La Mère Prieure, effrayée de la jeunesse de cette ardente professe, promet de veiller sur elle comme sur une fleur fragile. Le Veni Creator se fait entendre. Puis le consécrateur prononce la formule de l’oblation. C’est alors que le Père pousse un cri sublime fait de sa douleur et de sa foi :

 

        Ma fille est là. Je n’ai plus rien.

        Sans faiblir, ô mon Dieu, comment l’ai-je suivie ?

        Ô Jésus, vous le savez bien,

        C’est la lumière de ma vie,

        La petite Reine au front pur.

        .   .   .   .   .   .   .   .   .   .   .   .   .   .   .   .

        Permettez, Seigneur, qu’à genoux

        Maintenant je vous la confie.

 

Et Thérèse de répondre qu’elle n’oublie ni les amis, ni le foyer, mais que désormais, petite balle vivante, elle s’abandonne au Roi des Cieux.

Sur elle le cloître se referme. Tout est fini... Non, tout commence.

Les voix psalmodient l’Angelus : Ecce ancilla Domini. La petite Servant du Seigneur agonise lentement :

 

        La fleur au calice vermeil

        S’étiole et se courbe épuisée.

        Il lui faut le divin soleil

        Avec la céleste rosée.

 

La voix de l’humble Carmélite se fait entendre une dernière fois : elle promet une pluie de roses, elle entrevoit la gloire éternelle et meurt tandis que le De Profundis pleure ses notes attristées. Mais voici que le Monde à genoux regarde et voit dans une apothéose celle qu’il regrettait. L’Alléluia éternel retentit dans les cieux, les humains qui lui font écho dans nu élan de reconnaissance

 

        Cherchant la fleur mystérieuse,

        La trouvent sur les hauts chemins

        De l’éternité bienheureuse.

                                                        Alleluia.

 

Comme il convenait, ce superbe Oratorio fut donné pour la première fois à Alençon dans l’Église de Notre-Dame, qui possède le Baptistère où Ste Thérèse de l’Enfant-Jésus ouvrit son âme aux clartés lumineuses et divines de la grâce. Il fut très goûté par l’assistance choisie qui se pressait dans l’édifice.

La souplesse d’esprit et la fécondité du talent de Paul Harel sont étonnantes. Il collabora au Mois littéraire, à la Revue Hebdomadaire, au Correspondant. Ses premiers livres, pleins de jeunesse et de fraîcheur : Sous les Pommiers, Rimes de Broche et d’Épée, Gousses d’Ail et Fleurs de Serpolet ne sont pas moins beaux que ses Heures Lointaines, ses Voix de la glèbe, etc.... Ses Poèmes mystiques, Devant les Morts, la Vie et le Mystère ne font pas oublier ses romans et ses contes pleins d’intérêt.

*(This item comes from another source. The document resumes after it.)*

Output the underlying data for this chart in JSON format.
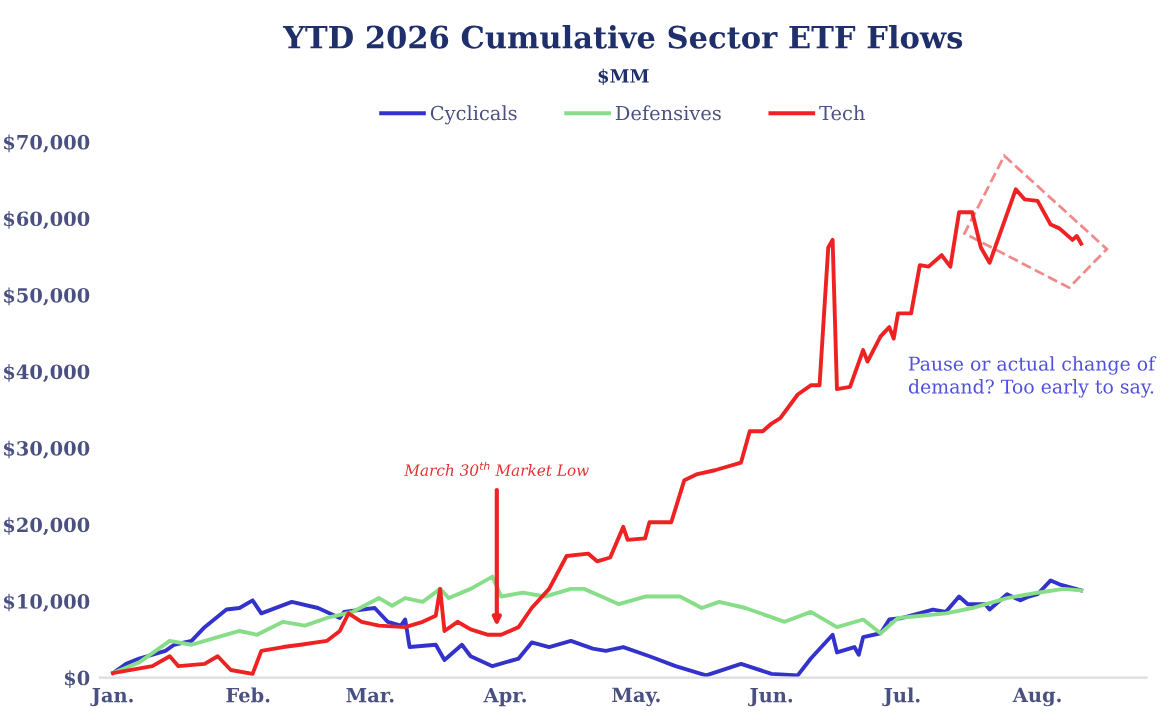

Ils se sont fermés ses yeux couleur des bleuets de nos champs. Il s’est tu ce chantre enthousiaste de notre nature, mais sa mémoire survit et la société littéraire qui s’est formée à son ombre sous le nom : Les Amis de Paul Harel, entretiendra le souvenir de notre grand poète paysagiste et Normand.

 

C. CHAUVIN.

 

Paru dans Les Causeries en 1928.

 

 

C’est avec les précieux encouragements de Madame Veuve Paul Harel que nous avons écrit cet article et nous tenons à lui en exprimer ici toute notre reconnaissance.